セメント(cement)は、石灰石・粘土・ケイ石などを高温で焼成し、粉末状に粉砕した無機質の結合材(バインダー)です。水を加えると化学反応(水和反応)が起こり、時間とともに硬化する性質を持っています。
最も広く使われるのは「ポルトランドセメント」で、19世紀にイギリスで発明されました。製造工程は以下のとおりです。
- 原料(石灰石・粘土など)を混合・粉砕する
- キルン(回転炉)で約1450℃の高温で焼成し、クリンカーを生成する
- クリンカーに石膏を加えて微粉砕し、製品とする
セメントは単体では使われず、砂・砂利・水と混ぜることで建設材料として活用されます。砂と混ぜると「モルタル」、砂利も加えると「コンクリート」になります。コンクリートは現代建築の基盤材料として橋・ビル・ダム・道路などあらゆる構造物に不可欠です。

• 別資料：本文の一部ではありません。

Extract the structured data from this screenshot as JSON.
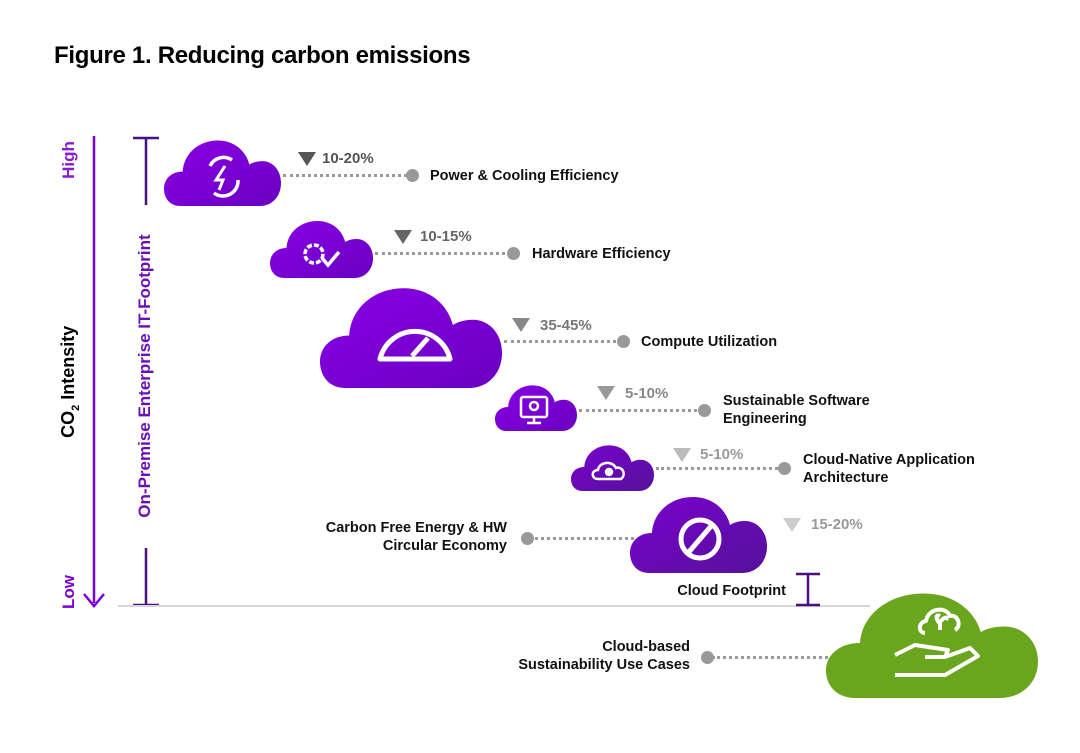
{
  "title": "Figure 1. Reducing carbon emissions",
  "axis": {
    "high": "High",
    "low": "Low",
    "label_prefix": "CO",
    "label_sub": "2",
    "label_suffix": " Intensity",
    "footprint_label": "On-Premise Enterprise IT-Footprint"
  },
  "colors": {
    "purple": "#7b00d4",
    "purple_dark": "#5a0f9e",
    "green": "#6aa51e",
    "grey": "#9a9a9a"
  },
  "items": [
    {
      "label": "Power & Cooling Efficiency",
      "reduction": "10-20%",
      "icon": "power-cycle-icon"
    },
    {
      "label": "Hardware Efficiency",
      "reduction": "10-15%",
      "icon": "gear-check-icon"
    },
    {
      "label": "Compute Utilization",
      "reduction": "35-45%",
      "icon": "gauge-icon"
    },
    {
      "label_line1": "Sustainable Software",
      "label_line2": "Engineering",
      "reduction": "5-10%",
      "icon": "monitor-head-gear-icon"
    },
    {
      "label_line1": "Cloud-Native Application",
      "label_line2": "Architecture",
      "reduction": "5-10%",
      "icon": "cloud-gear-icon"
    },
    {
      "label_line1": "Carbon Free Energy & HW",
      "label_line2": "Circular Economy",
      "reduction": "15-20%",
      "icon": "prohibited-icon"
    }
  ],
  "cloud_footprint": "Cloud Footprint",
  "sustainability": {
    "label_line1": "Cloud-based",
    "label_line2": "Sustainability Use Cases",
    "icon": "hand-cloud-plant-icon"
  }
}
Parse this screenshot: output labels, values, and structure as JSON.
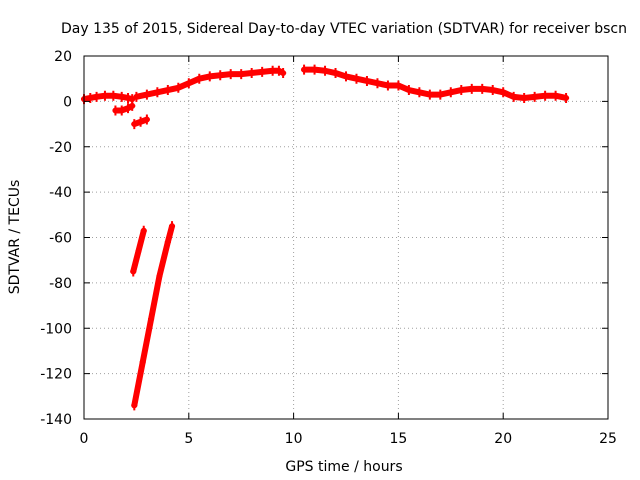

セメント産業は世界規模で展開されており、製造時にCO2が大量排出されるため気候変動への影響も指摘されています。近年は低炭素型セメントや産業副産物(フライアッシュ・高炉スラグ)を活用した環境配慮型の製品開発も進んでいます。
使い方・例文
建物の基礎工事や道路舗装、ブロック積みなど、あらゆる土木・建築現場でコンクリートやモルタルの材料として使われます。